Siglo XIX, llega la fotografía. Adelantos científicos, nuevos salto para la representación pornográfica. El daguerrotipo tenía una durabilidad nunca vista, pero los modelos tenían que posar durante horas, lo que hace que empiecen a predominar las modelos desnudas posando por encima de las parejas enzarzadas en actos intimos. A mediados del siglo XIX, el estereoscopio trae la imagen tridimensional.

Paris
Souvenir parisino.

Poco después, gracias a la mejora y abaratamiento del proceso de revelado, la fotografía da un salto cuantitativo: en el París de 1860 hay más de cuatrocientos estudios dedicados a la fotografía erótica, cuyos frutos se distribuyen por todo el mundo. En Francia e Inglaterra, y sorteando las distintas leyes antiobscenidad, se establece un mercado para la distribución de pornografía que funciona con el boca a boca.

Solo veinte años más tarde, otro salto, definitivo y definitorio para la aparición de las revistas porno: la impresión por bitono, lo que permite reproducir imágenes de forma muy barata en blanco y negro. Las revistas empiezan a aparecer en Francia con artistas de burlesque como modelos y la pornografía se convierte en algo accesible. La pornografía ya es mainstream.

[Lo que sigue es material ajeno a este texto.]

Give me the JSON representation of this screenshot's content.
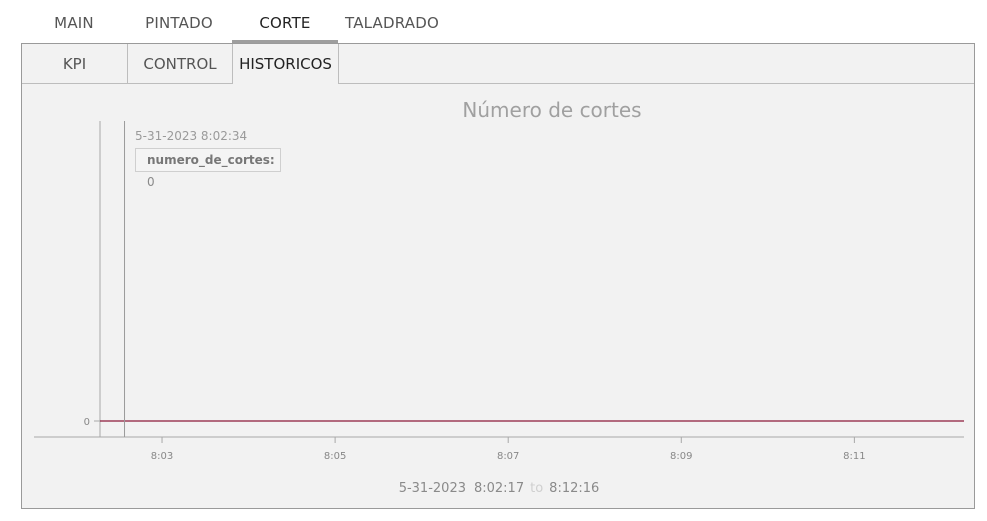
{
  "top_tabs": [
    {
      "label": "MAIN",
      "active": false
    },
    {
      "label": "PINTADO",
      "active": false
    },
    {
      "label": "CORTE",
      "active": true
    },
    {
      "label": "TALADRADO",
      "active": false
    }
  ],
  "sub_tabs": [
    {
      "label": "KPI",
      "active": false
    },
    {
      "label": "CONTROL",
      "active": false
    },
    {
      "label": "HISTORICOS",
      "active": true
    }
  ],
  "chart": {
    "title": "Número de cortes",
    "tooltip": {
      "time": "5-31-2023 8:02:34",
      "series_label": "numero_de_cortes:",
      "series_value": "0"
    },
    "range": {
      "date": "5-31-2023",
      "start": "8:02:17",
      "to_label": "to",
      "end": "8:12:16"
    }
  },
  "chart_data": {
    "type": "line",
    "title": "Número de cortes",
    "x_ticks": [
      "8:03",
      "8:05",
      "8:07",
      "8:09",
      "8:11"
    ],
    "y_ticks": [
      "0"
    ],
    "series": [
      {
        "name": "numero_de_cortes",
        "color": "#8b1a3a",
        "x": [
          "8:02:17",
          "8:12:16"
        ],
        "y": [
          0,
          0
        ]
      }
    ],
    "cursor_time": "8:02:34",
    "x_range": [
      "8:02:17",
      "8:12:16"
    ],
    "grid": false
  }
}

La moda del nudismo fue durante décadas el subterfugio perfecto para mostrar carne impresa bajo coartada documental.

Es decir, que comienza el escándalo a nivel también masivo, y con ello, las triquiñuelas para evitar secuestros y censura. Por ejemplo, las revistas se camuflan de documentos sobre naturismo o arte, trucos que copiará el cine en los años cincuenta con las famosas y hoy encantadoramente ingenuas nudies. Para la segunda mitad del siglo XX, las pin-ups de los calendarios pasan a las páginas de revistas como ‘Playboy’, que siguen inventando subterfugios para no ser confundidas con sucias obscenidades. En el caso de la revista de Hugh Hefner, se vende como revista de estilo de vida para caballeros.

A partir de ahí y hasta finales de siglo las revistas se convirtieron en cámaras de resonancia de lo que estaba permitido y lo que no, y funcionan perfectamente como termómetro de los gustos y las fantasías (primordialmente masculinas) durante décadas. Por ejemplo, la también revolucionaria ‘Penthouse’, a partir de a década de los sesenta, empezó a mostrar vello púbico y las modelos miraban de reojo al lector, como si su presencia fuera secreta.

Hustler
El editor de ‘Hustler’, Larry Flynt.

El caso más claro de revista que funcionó como rompeolas de la moralidad imperante fue ‘Hustler’. Su director, Larry Flint, se convirtió en peculiarísimo icono de la libertad de expresión: él (y sus lectores) querían mostrar más y más carne desnuda, con ocasionales incursiones en el fetichismo suave. Sus conflictos con la justicia y juicios por obscenidad fueron abanderados del lado combativo de la pornografía: ésta era arte. Y como todo arte, tenía una política.

El porno audiovisual: ¿acabó la lucha?

En 1896, la filmación de un sencillo beso (el clásico de William Heise entre John Rice y May Irwin) era considerado obsceno) levantó un escándalo sin precedentes. A mediados de siglo, la pícara coquetería de Bettie Page o las modelos de ‘Playboy’ eran problemáticas. Hemos repasado el choque de la pornografía impresa con lo que se entendía como “obsceno” en cada momento. ¿Y hoy? ¿Es esa la vía que puede encontrar el porno para sobrevivir? ¿Dinamitar la moral de la época? ¿Qué tabú estamos reventando ahora?